The risk matrix is possibly the most damning. Six categories—technology, market, operational, regulatory, competitive, narrative—all rated N/A for risk level, probability, and impact. This is not a risk assessment; it is a blank check. The reader is expected to trust that the absence of risk flags means low risk. But in crypto, silence is a signal. The protocols that survive bear markets are those where analysts can point to concrete mitigation measures: audited code, diversified treasury, transparent governance. An empty risk matrix indicates that the analyst either found no risks (impossible for any live protocol) or ignored them.
Contrarian Angle: What the Empty Report Gets Right
Let me offer a counter-intuitive perspective. Some argue that an empty report is more honest than one filled with fabricated data. In a market saturated with inflated TVL, fake volume, and cherry-picked metrics, reporting N/A on uncertain parameters can be seen as intellectual integrity. A bull might claim: "At least they are not making up numbers. The analyst is admitting they do not know, which is better than lying."
I have some sympathy for this view. In my early days as a due diligence analyst, I often felt pressure to fill every cell with a positive assessment. Venture capital firms wanted clean reports to present to LPs. If I wrote N/A, it was seen as incompetence. So analysts invented numbers. They extrapolated user growth from a single week. They assumed token supply would remain uncapped. Those fabricated numbers caused more damage than an empty cell ever could. Fake confidence is the real exploit.

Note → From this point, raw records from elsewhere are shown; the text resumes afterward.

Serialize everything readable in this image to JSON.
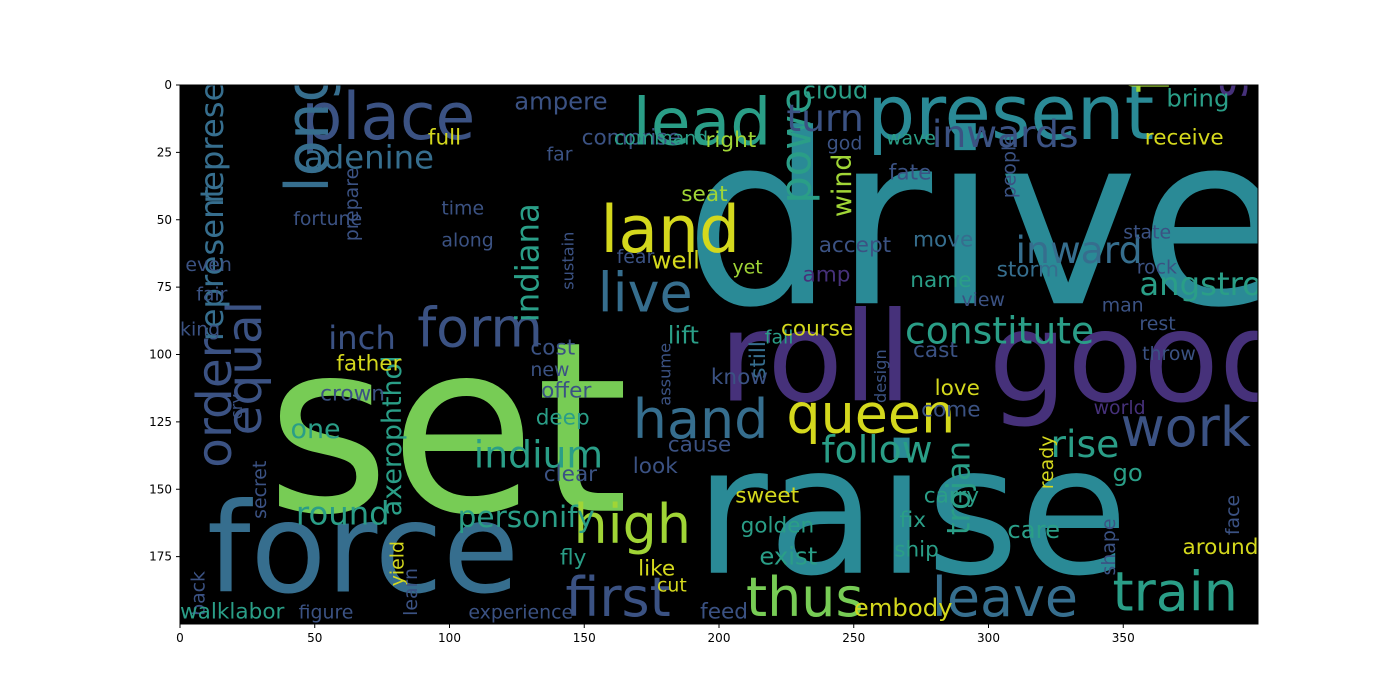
{
  "chart_data": {
    "type": "wordcloud",
    "title": "",
    "xlabel": "",
    "ylabel": "",
    "xlim": [
      0,
      400
    ],
    "ylim": [
      200,
      0
    ],
    "x_ticks": [
      0,
      50,
      100,
      150,
      200,
      250,
      300,
      350
    ],
    "y_ticks": [
      0,
      25,
      50,
      75,
      100,
      125,
      150,
      175
    ],
    "background": "#000000",
    "words": [
      {
        "text": "drive",
        "x": 187,
        "y": 81,
        "size": 88,
        "color": "#2a8a96",
        "rotate": 0
      },
      {
        "text": "set",
        "x": 32,
        "y": 158,
        "size": 88,
        "color": "#77cc55",
        "rotate": 0
      },
      {
        "text": "raise",
        "x": 191,
        "y": 181,
        "size": 66,
        "color": "#2a8a96",
        "rotate": 0
      },
      {
        "text": "roll",
        "x": 200,
        "y": 117,
        "size": 46,
        "color": "#46317a",
        "rotate": 0
      },
      {
        "text": "good",
        "x": 300,
        "y": 117,
        "size": 46,
        "color": "#46317a",
        "rotate": 0
      },
      {
        "text": "force",
        "x": 10,
        "y": 188,
        "size": 46,
        "color": "#366e8e",
        "rotate": 0
      },
      {
        "text": "pass",
        "x": 54,
        "y": 3,
        "size": 42,
        "color": "#46317a",
        "rotate": 90
      },
      {
        "text": "present",
        "x": 255,
        "y": 20,
        "size": 28,
        "color": "#2a8a96",
        "rotate": 0
      },
      {
        "text": "place",
        "x": 45,
        "y": 20,
        "size": 24,
        "color": "#3b5283",
        "rotate": 0
      },
      {
        "text": "lead",
        "x": 168,
        "y": 22,
        "size": 24,
        "color": "#2a9e87",
        "rotate": 0
      },
      {
        "text": "land",
        "x": 156,
        "y": 62,
        "size": 24,
        "color": "#d4d81d",
        "rotate": 0
      },
      {
        "text": "long",
        "x": 55,
        "y": 40,
        "size": 22,
        "color": "#366e8e",
        "rotate": 90
      },
      {
        "text": "fire",
        "x": 367,
        "y": 3,
        "size": 22,
        "color": "#a0d536",
        "rotate": 90
      },
      {
        "text": "stand",
        "x": 396,
        "y": 5,
        "size": 18,
        "color": "#46317a",
        "rotate": 90
      },
      {
        "text": "live",
        "x": 155,
        "y": 84,
        "size": 20,
        "color": "#366e8e",
        "rotate": 0
      },
      {
        "text": "form",
        "x": 88,
        "y": 97,
        "size": 20,
        "color": "#3b5283",
        "rotate": 0
      },
      {
        "text": "power",
        "x": 234,
        "y": 44,
        "size": 16,
        "color": "#2a9e87",
        "rotate": 90
      },
      {
        "text": "queen",
        "x": 225,
        "y": 129,
        "size": 20,
        "color": "#d4d81d",
        "rotate": 0
      },
      {
        "text": "hand",
        "x": 168,
        "y": 131,
        "size": 20,
        "color": "#366e8e",
        "rotate": 0
      },
      {
        "text": "work",
        "x": 349,
        "y": 134,
        "size": 20,
        "color": "#3b5283",
        "rotate": 0
      },
      {
        "text": "high",
        "x": 146,
        "y": 170,
        "size": 20,
        "color": "#a0d536",
        "rotate": 0
      },
      {
        "text": "first",
        "x": 143,
        "y": 197,
        "size": 20,
        "color": "#3b5283",
        "rotate": 0
      },
      {
        "text": "thus",
        "x": 210,
        "y": 197,
        "size": 20,
        "color": "#77cc55",
        "rotate": 0
      },
      {
        "text": "leave",
        "x": 279,
        "y": 197,
        "size": 20,
        "color": "#366e8e",
        "rotate": 0
      },
      {
        "text": "train",
        "x": 346,
        "y": 195,
        "size": 20,
        "color": "#2a9e87",
        "rotate": 0
      },
      {
        "text": "order",
        "x": 19,
        "y": 142,
        "size": 18,
        "color": "#3b5283",
        "rotate": 90
      },
      {
        "text": "equal",
        "x": 30,
        "y": 130,
        "size": 18,
        "color": "#3b5283",
        "rotate": 90
      },
      {
        "text": "inch",
        "x": 55,
        "y": 98,
        "size": 12,
        "color": "#3b5283",
        "rotate": 0
      },
      {
        "text": "represent",
        "x": 16,
        "y": 95,
        "size": 12,
        "color": "#366e8e",
        "rotate": 90
      },
      {
        "text": "represent",
        "x": 16,
        "y": 44,
        "size": 12,
        "color": "#366e8e",
        "rotate": 90
      },
      {
        "text": "adenine",
        "x": 46,
        "y": 31,
        "size": 12,
        "color": "#366e8e",
        "rotate": 0
      },
      {
        "text": "turn",
        "x": 225,
        "y": 17,
        "size": 14,
        "color": "#3b5283",
        "rotate": 0
      },
      {
        "text": "inwards",
        "x": 279,
        "y": 23,
        "size": 14,
        "color": "#3b5283",
        "rotate": 0
      },
      {
        "text": "inward",
        "x": 310,
        "y": 66,
        "size": 14,
        "color": "#366e8e",
        "rotate": 0
      },
      {
        "text": "angstrom",
        "x": 356,
        "y": 78,
        "size": 12,
        "color": "#2a9e87",
        "rotate": 0
      },
      {
        "text": "constitute",
        "x": 269,
        "y": 96,
        "size": 14,
        "color": "#2a9e87",
        "rotate": 0
      },
      {
        "text": "indiana",
        "x": 133,
        "y": 88,
        "size": 12,
        "color": "#2a9e87",
        "rotate": 90
      },
      {
        "text": "indium",
        "x": 109,
        "y": 142,
        "size": 14,
        "color": "#2a9e87",
        "rotate": 0
      },
      {
        "text": "follow",
        "x": 238,
        "y": 140,
        "size": 14,
        "color": "#2a9e87",
        "rotate": 0
      },
      {
        "text": "rise",
        "x": 323,
        "y": 138,
        "size": 14,
        "color": "#2a9e87",
        "rotate": 0
      },
      {
        "text": "axerophthol",
        "x": 82,
        "y": 160,
        "size": 10,
        "color": "#2a9e87",
        "rotate": 90
      },
      {
        "text": "round",
        "x": 43,
        "y": 163,
        "size": 12,
        "color": "#2a9e87",
        "rotate": 0
      },
      {
        "text": "personify",
        "x": 103,
        "y": 164,
        "size": 11,
        "color": "#2a9e87",
        "rotate": 0
      },
      {
        "text": "trojan",
        "x": 293,
        "y": 167,
        "size": 12,
        "color": "#2a9e87",
        "rotate": 90
      },
      {
        "text": "wind",
        "x": 249,
        "y": 49,
        "size": 10,
        "color": "#a0d536",
        "rotate": 90
      },
      {
        "text": "well",
        "x": 175,
        "y": 68,
        "size": 9,
        "color": "#d4d81d",
        "rotate": 0
      },
      {
        "text": "ampere",
        "x": 124,
        "y": 9,
        "size": 9,
        "color": "#3b5283",
        "rotate": 0
      },
      {
        "text": "cloud",
        "x": 231,
        "y": 5,
        "size": 9,
        "color": "#2a9e87",
        "rotate": 0
      },
      {
        "text": "bring",
        "x": 366,
        "y": 8,
        "size": 9,
        "color": "#2a9e87",
        "rotate": 0
      },
      {
        "text": "receive",
        "x": 358,
        "y": 22,
        "size": 8,
        "color": "#d4d81d",
        "rotate": 0
      },
      {
        "text": "comprise",
        "x": 149,
        "y": 22,
        "size": 8,
        "color": "#3b5283",
        "rotate": 0
      },
      {
        "text": "right",
        "x": 195,
        "y": 23,
        "size": 8,
        "color": "#a0d536",
        "rotate": 0
      },
      {
        "text": "command",
        "x": 161,
        "y": 22,
        "size": 7,
        "color": "#2a9e87",
        "rotate": 0
      },
      {
        "text": "god",
        "x": 240,
        "y": 24,
        "size": 7,
        "color": "#3b5283",
        "rotate": 0
      },
      {
        "text": "wave",
        "x": 262,
        "y": 22,
        "size": 7,
        "color": "#2a9e87",
        "rotate": 0
      },
      {
        "text": "full",
        "x": 92,
        "y": 22,
        "size": 8,
        "color": "#d4d81d",
        "rotate": 0
      },
      {
        "text": "far",
        "x": 136,
        "y": 28,
        "size": 7,
        "color": "#3b5283",
        "rotate": 0
      },
      {
        "text": "seat",
        "x": 186,
        "y": 43,
        "size": 8,
        "color": "#a0d536",
        "rotate": 0
      },
      {
        "text": "fate",
        "x": 263,
        "y": 35,
        "size": 8,
        "color": "#3b5283",
        "rotate": 0
      },
      {
        "text": "people",
        "x": 310,
        "y": 42,
        "size": 7,
        "color": "#3b5283",
        "rotate": 90
      },
      {
        "text": "accept",
        "x": 237,
        "y": 62,
        "size": 8,
        "color": "#3b5283",
        "rotate": 0
      },
      {
        "text": "move",
        "x": 272,
        "y": 60,
        "size": 8,
        "color": "#366e8e",
        "rotate": 0
      },
      {
        "text": "storm",
        "x": 303,
        "y": 71,
        "size": 8,
        "color": "#366e8e",
        "rotate": 0
      },
      {
        "text": "amp",
        "x": 231,
        "y": 73,
        "size": 8,
        "color": "#46317a",
        "rotate": 0
      },
      {
        "text": "name",
        "x": 271,
        "y": 75,
        "size": 8,
        "color": "#2a9e87",
        "rotate": 0
      },
      {
        "text": "state",
        "x": 350,
        "y": 57,
        "size": 7,
        "color": "#3b5283",
        "rotate": 0
      },
      {
        "text": "rock",
        "x": 355,
        "y": 70,
        "size": 7,
        "color": "#3b5283",
        "rotate": 0
      },
      {
        "text": "view",
        "x": 290,
        "y": 82,
        "size": 7,
        "color": "#3b5283",
        "rotate": 0
      },
      {
        "text": "man",
        "x": 342,
        "y": 84,
        "size": 7,
        "color": "#3b5283",
        "rotate": 0
      },
      {
        "text": "rest",
        "x": 356,
        "y": 91,
        "size": 7,
        "color": "#3b5283",
        "rotate": 0
      },
      {
        "text": "yet",
        "x": 205,
        "y": 70,
        "size": 7,
        "color": "#a0d536",
        "rotate": 0
      },
      {
        "text": "along",
        "x": 97,
        "y": 60,
        "size": 7,
        "color": "#3b5283",
        "rotate": 0
      },
      {
        "text": "time",
        "x": 97,
        "y": 48,
        "size": 7,
        "color": "#3b5283",
        "rotate": 0
      },
      {
        "text": "fortune",
        "x": 42,
        "y": 52,
        "size": 7,
        "color": "#3b5283",
        "rotate": 0
      },
      {
        "text": "prepare",
        "x": 66,
        "y": 58,
        "size": 7,
        "color": "#3b5283",
        "rotate": 90
      },
      {
        "text": "fear",
        "x": 162,
        "y": 66,
        "size": 7,
        "color": "#3b5283",
        "rotate": 0
      },
      {
        "text": "even",
        "x": 2,
        "y": 69,
        "size": 7,
        "color": "#3b5283",
        "rotate": 0
      },
      {
        "text": "fair",
        "x": 6,
        "y": 80,
        "size": 7,
        "color": "#3b5283",
        "rotate": 0
      },
      {
        "text": "king",
        "x": 0,
        "y": 93,
        "size": 7,
        "color": "#3b5283",
        "rotate": 0
      },
      {
        "text": "father",
        "x": 58,
        "y": 106,
        "size": 8,
        "color": "#d4d81d",
        "rotate": 0
      },
      {
        "text": "lift",
        "x": 181,
        "y": 96,
        "size": 9,
        "color": "#2a9e87",
        "rotate": 0
      },
      {
        "text": "cost",
        "x": 130,
        "y": 100,
        "size": 8,
        "color": "#3b5283",
        "rotate": 0
      },
      {
        "text": "new",
        "x": 130,
        "y": 108,
        "size": 7,
        "color": "#3b5283",
        "rotate": 0
      },
      {
        "text": "fall",
        "x": 217,
        "y": 96,
        "size": 7,
        "color": "#2a9e87",
        "rotate": 0
      },
      {
        "text": "course",
        "x": 223,
        "y": 93,
        "size": 8,
        "color": "#d4d81d",
        "rotate": 0
      },
      {
        "text": "cast",
        "x": 272,
        "y": 101,
        "size": 8,
        "color": "#3b5283",
        "rotate": 0
      },
      {
        "text": "love",
        "x": 280,
        "y": 115,
        "size": 8,
        "color": "#d4d81d",
        "rotate": 0
      },
      {
        "text": "throw",
        "x": 357,
        "y": 102,
        "size": 7,
        "color": "#3b5283",
        "rotate": 0
      },
      {
        "text": "still",
        "x": 217,
        "y": 109,
        "size": 8,
        "color": "#366e8e",
        "rotate": 90
      },
      {
        "text": "know",
        "x": 197,
        "y": 111,
        "size": 8,
        "color": "#3b5283",
        "rotate": 0
      },
      {
        "text": "offer",
        "x": 134,
        "y": 116,
        "size": 8,
        "color": "#3b5283",
        "rotate": 0
      },
      {
        "text": "deep",
        "x": 132,
        "y": 126,
        "size": 8,
        "color": "#2a9e87",
        "rotate": 0
      },
      {
        "text": "come",
        "x": 275,
        "y": 123,
        "size": 8,
        "color": "#3b5283",
        "rotate": 0
      },
      {
        "text": "one",
        "x": 41,
        "y": 131,
        "size": 10,
        "color": "#2a9e87",
        "rotate": 0
      },
      {
        "text": "crown",
        "x": 52,
        "y": 117,
        "size": 8,
        "color": "#3b5283",
        "rotate": 0
      },
      {
        "text": "look",
        "x": 168,
        "y": 144,
        "size": 8,
        "color": "#3b5283",
        "rotate": 0
      },
      {
        "text": "clear",
        "x": 135,
        "y": 147,
        "size": 8,
        "color": "#3b5283",
        "rotate": 0
      },
      {
        "text": "cause",
        "x": 181,
        "y": 136,
        "size": 8,
        "color": "#3b5283",
        "rotate": 0
      },
      {
        "text": "go",
        "x": 346,
        "y": 147,
        "size": 9,
        "color": "#2a9e87",
        "rotate": 0
      },
      {
        "text": "ready",
        "x": 324,
        "y": 150,
        "size": 7,
        "color": "#d4d81d",
        "rotate": 90
      },
      {
        "text": "sweet",
        "x": 206,
        "y": 155,
        "size": 8,
        "color": "#d4d81d",
        "rotate": 0
      },
      {
        "text": "carry",
        "x": 276,
        "y": 155,
        "size": 8,
        "color": "#2a9e87",
        "rotate": 0
      },
      {
        "text": "golden",
        "x": 208,
        "y": 166,
        "size": 8,
        "color": "#2a9e87",
        "rotate": 0
      },
      {
        "text": "fix",
        "x": 267,
        "y": 164,
        "size": 8,
        "color": "#2a9e87",
        "rotate": 0
      },
      {
        "text": "care",
        "x": 307,
        "y": 168,
        "size": 9,
        "color": "#2a9e87",
        "rotate": 0
      },
      {
        "text": "ship",
        "x": 265,
        "y": 175,
        "size": 8,
        "color": "#2a9e87",
        "rotate": 0
      },
      {
        "text": "exist",
        "x": 215,
        "y": 178,
        "size": 9,
        "color": "#2a9e87",
        "rotate": 0
      },
      {
        "text": "around",
        "x": 372,
        "y": 174,
        "size": 8,
        "color": "#d4d81d",
        "rotate": 0
      },
      {
        "text": "like",
        "x": 170,
        "y": 182,
        "size": 8,
        "color": "#d4d81d",
        "rotate": 0
      },
      {
        "text": "cut",
        "x": 177,
        "y": 188,
        "size": 7,
        "color": "#d4d81d",
        "rotate": 0
      },
      {
        "text": "fly",
        "x": 141,
        "y": 178,
        "size": 8,
        "color": "#2a9e87",
        "rotate": 0
      },
      {
        "text": "yield",
        "x": 83,
        "y": 186,
        "size": 7,
        "color": "#d4d81d",
        "rotate": 90
      },
      {
        "text": "learn",
        "x": 88,
        "y": 197,
        "size": 7,
        "color": "#3b5283",
        "rotate": 90
      },
      {
        "text": "secret",
        "x": 32,
        "y": 161,
        "size": 7,
        "color": "#3b5283",
        "rotate": 90
      },
      {
        "text": "back",
        "x": 9,
        "y": 197,
        "size": 7,
        "color": "#3b5283",
        "rotate": 90
      },
      {
        "text": "walklabor",
        "x": 0,
        "y": 198,
        "size": 8,
        "color": "#2a9e87",
        "rotate": 0
      },
      {
        "text": "figure",
        "x": 44,
        "y": 198,
        "size": 7,
        "color": "#3b5283",
        "rotate": 0
      },
      {
        "text": "experience",
        "x": 107,
        "y": 198,
        "size": 7,
        "color": "#3b5283",
        "rotate": 0
      },
      {
        "text": "feed",
        "x": 193,
        "y": 198,
        "size": 8,
        "color": "#3b5283",
        "rotate": 0
      },
      {
        "text": "embody",
        "x": 250,
        "y": 197,
        "size": 9,
        "color": "#d4d81d",
        "rotate": 0
      },
      {
        "text": "shape",
        "x": 347,
        "y": 182,
        "size": 7,
        "color": "#3b5283",
        "rotate": 90
      },
      {
        "text": "face",
        "x": 393,
        "y": 167,
        "size": 7,
        "color": "#3b5283",
        "rotate": 90
      },
      {
        "text": "world",
        "x": 339,
        "y": 122,
        "size": 7,
        "color": "#46317a",
        "rotate": 0
      },
      {
        "text": "design",
        "x": 262,
        "y": 118,
        "size": 6,
        "color": "#3b5283",
        "rotate": 90
      },
      {
        "text": "assume",
        "x": 182,
        "y": 119,
        "size": 6,
        "color": "#3b5283",
        "rotate": 90
      },
      {
        "text": "cry",
        "x": 23,
        "y": 124,
        "size": 6,
        "color": "#3b5283",
        "rotate": 90
      },
      {
        "text": "sustain",
        "x": 146,
        "y": 76,
        "size": 6,
        "color": "#3b5283",
        "rotate": 90
      }
    ]
  }
}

But the problem with the empty template is not the honesty—it is the omission of context. A good analyst does not need to quantify every variable. They can write a qualitative assessment: "The code has not been audited, and the audit status is unknown." That is a substantive N/A, because it includes an explanation and a risk flag. The empty template provides no such context. It just repeats N/A across rows, as if the analyst copied and pasted from a blank master document. That is not intellectual humility; it is laziness. The template's structure implies rigor, but the content betrays the absence of any effort.
Takeaway: Accountability, Not Empty Boxes
I have seen this pattern before. In 2017, EtherGem's whitepaper had a market analysis table where every row was filled with theoretical numbers—none of them real. That table was accepted as evidence of legitimacy. I published a critical report, but I was ignored until the project collapsed. Today, the empty template represents the inverse problem: no numbers and no analysis. But the result is the same—investors make decisions based on a facade. The code compiles, but context reveals the exploit.
If the analysis is empty, the code is likely exploitable. If the risk matrix is blank, the protocol is riskier than any that was fully assessed. The market is not a spreadsheet; it is a system of incentives and vulnerabilities. Filling cells with N/A is not a neutral act. It is a signal that the due diligence process is broken. In a bear market, where every basis point of safety matters, an empty template is a liability. Demand full disclosure. Demand that every N/A be replaced with an explanation, a reference, or a flag. The protocol that cannot be analyzed should not be touched. The cold analysis does not sleep, and neither should you.